Home brewers rejoice... er, not so much

Did you hear the glorious news a week ago about Governor Pawlenty signing legislation making it legal for home brewers to sell their suds commercially?

A widely syndicated Associated Press story that ran in several Minnesota papers and news websites last week declared "Home drink brewers in Minnesota can now sell their concoctions to the public. ... Early laws made it OK to make home brews for personal use but prohibited people from selling the drinks."

Not so fast, says Heyward Gualandi, the store manager at Northern Brewer, a home brew shop in St. Paul.

"All it really did was increase the spaces that [breweries] could have inspected into their
basements," Gualandi says. "There was a restriction in terms of location. No matter what, if you were in the basement you couldn't sell."

While Gualandi says brewing hobbyists commonly use basement spaces to create and bottle
their beer, established breweries were subject to outdated laws barring basement production due to fear of mold. The new law, in essence, doesn't have any effect on home brewers.

"There was some misinformation going around. If you're a home brewer, there are a lot of things you would need to do [to sell commercially]," Gualandi says.

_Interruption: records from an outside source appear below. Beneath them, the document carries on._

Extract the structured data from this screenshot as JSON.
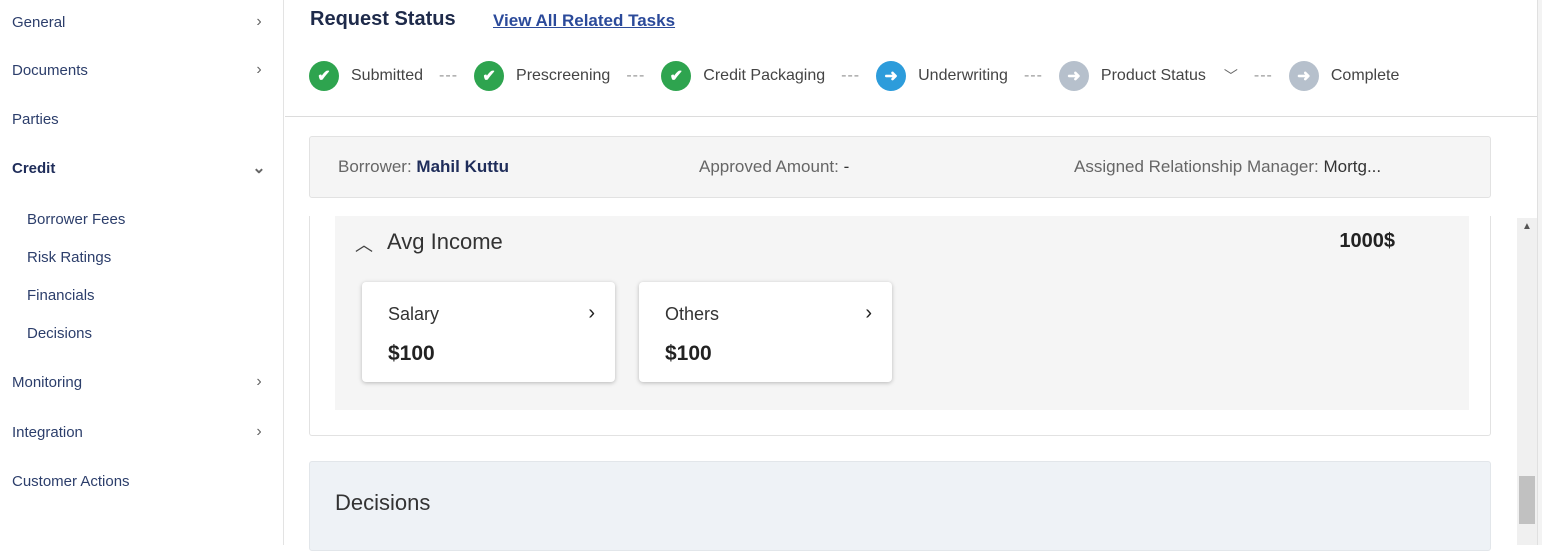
{
  "sidebar": {
    "items": [
      {
        "label": "General",
        "arrow": "›"
      },
      {
        "label": "Documents",
        "arrow": "›"
      },
      {
        "label": "Parties",
        "arrow": ""
      },
      {
        "label": "Credit",
        "arrow": "⌄"
      },
      {
        "label": "Monitoring",
        "arrow": "›"
      },
      {
        "label": "Integration",
        "arrow": "›"
      },
      {
        "label": "Customer Actions",
        "arrow": ""
      }
    ],
    "credit_subitems": [
      "Borrower Fees",
      "Risk Ratings",
      "Financials",
      "Decisions"
    ]
  },
  "header": {
    "title": "Request Status",
    "link": "View All Related Tasks",
    "steps": [
      {
        "label": "Submitted",
        "state": "done",
        "icon": "check-icon"
      },
      {
        "label": "Prescreening",
        "state": "done",
        "icon": "check-icon"
      },
      {
        "label": "Credit Packaging",
        "state": "done",
        "icon": "check-icon"
      },
      {
        "label": "Underwriting",
        "state": "current",
        "icon": "arrow-right-icon"
      },
      {
        "label": "Product Status",
        "state": "pending",
        "icon": "arrow-right-icon"
      },
      {
        "label": "Complete",
        "state": "pending",
        "icon": "arrow-right-icon"
      }
    ],
    "separator": "---"
  },
  "summary": {
    "borrower_label": "Borrower:",
    "borrower_value": "Mahil Kuttu",
    "approved_label": "Approved Amount:",
    "approved_value": "-",
    "manager_label": "Assigned Relationship Manager:",
    "manager_value": "Mortg..."
  },
  "income": {
    "title": "Avg Income",
    "total": "1000$",
    "cards": [
      {
        "label": "Salary",
        "value": "$100"
      },
      {
        "label": "Others",
        "value": "$100"
      }
    ]
  },
  "decisions": {
    "title": "Decisions"
  },
  "colors": {
    "done": "#2ea44f",
    "current": "#2d9cdb",
    "pending": "#b6c0cc",
    "nav_text": "#2c3e6b"
  }
}
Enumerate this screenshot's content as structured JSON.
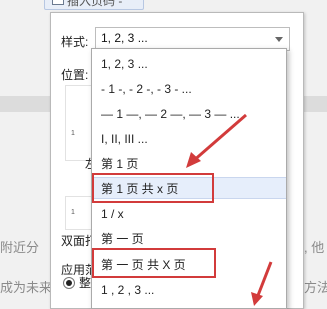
{
  "toolbar": {
    "insert_page_number_label": "插入页码 -"
  },
  "dialog": {
    "style_label": "样式:",
    "style_value": "1, 2, 3 ...",
    "position_label": "位置:",
    "preview_number": "1",
    "preview2_number": "1",
    "left_label_cut": "左",
    "dual_label_cut": "双面打",
    "apply_label_cut": "应用范",
    "whole_label_cut": "整篇"
  },
  "dropdown": {
    "items": [
      "1, 2, 3 ...",
      "- 1 -, - 2 -, - 3 - ...",
      "— 1 —, — 2 —, — 3 — ...",
      "I, II, III ...",
      "第 1 页",
      "第 1 页 共 x 页",
      "1 / x",
      "第 一 页",
      "第 一 页 共 X 页",
      "1 , 2 , 3 ..."
    ],
    "selected_index": 5
  },
  "document": {
    "line1_left": "附近分",
    "line1_right": "集, 他",
    "line2_left": "成为未来",
    "line2_right": "的方法"
  },
  "colors": {
    "highlight": "#d23b3b",
    "selection": "#e6eefb"
  }
}
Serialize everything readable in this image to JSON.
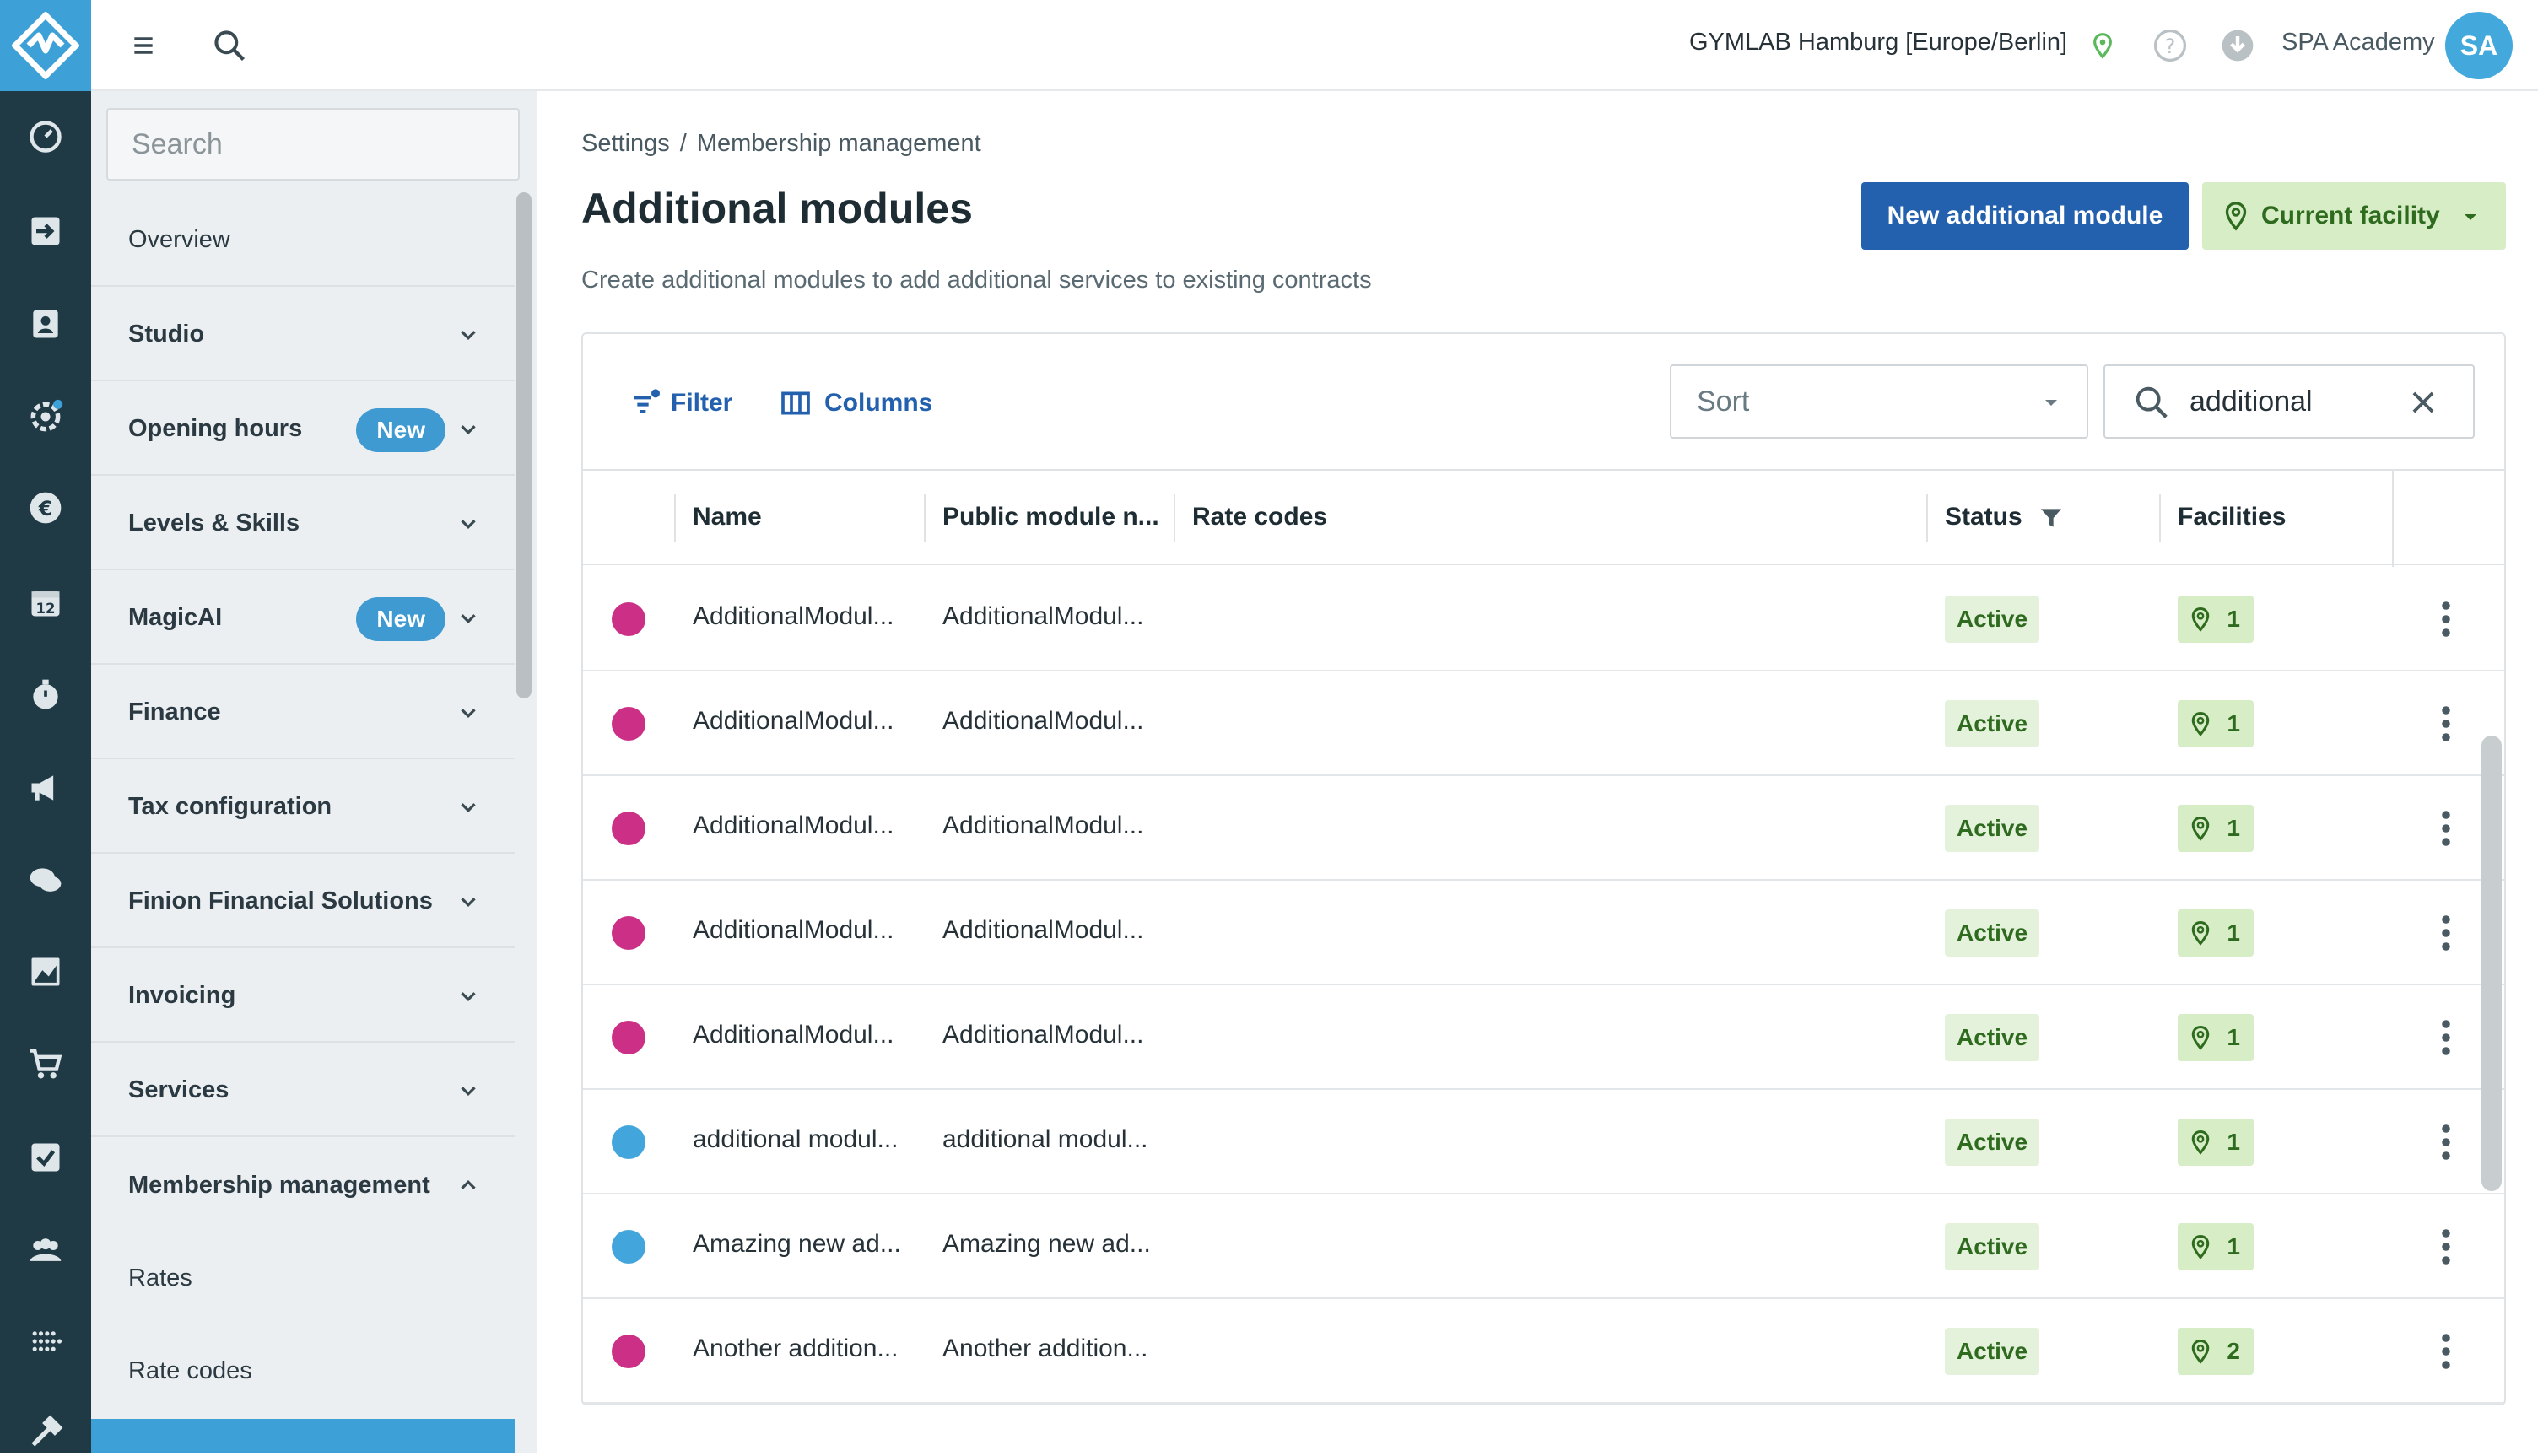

Mike Schommer, director of communications for the Minnesota Department of Agriculture, agrees. He clarifies that, while home brewers might want a law that allows them to sell their concoctions to the masses, this is not it.

Although his department does have to inspect basement areas before companies can produce beverages there, the average home brewer shouldn't bother setting up an inspection.

"This actually addresses a minor part of a rule that has been on the books for decades. You
could not produce beverages below grade," Schommer says."What this basically does is removes a restriction on what kind of room beverages can be produced in. This takes care of that, but it leaves everything else"--including federal permits and local zoning restrictions--"in place."

For now, basement brew barons are left crying in their handcrafted, not commercially available beer.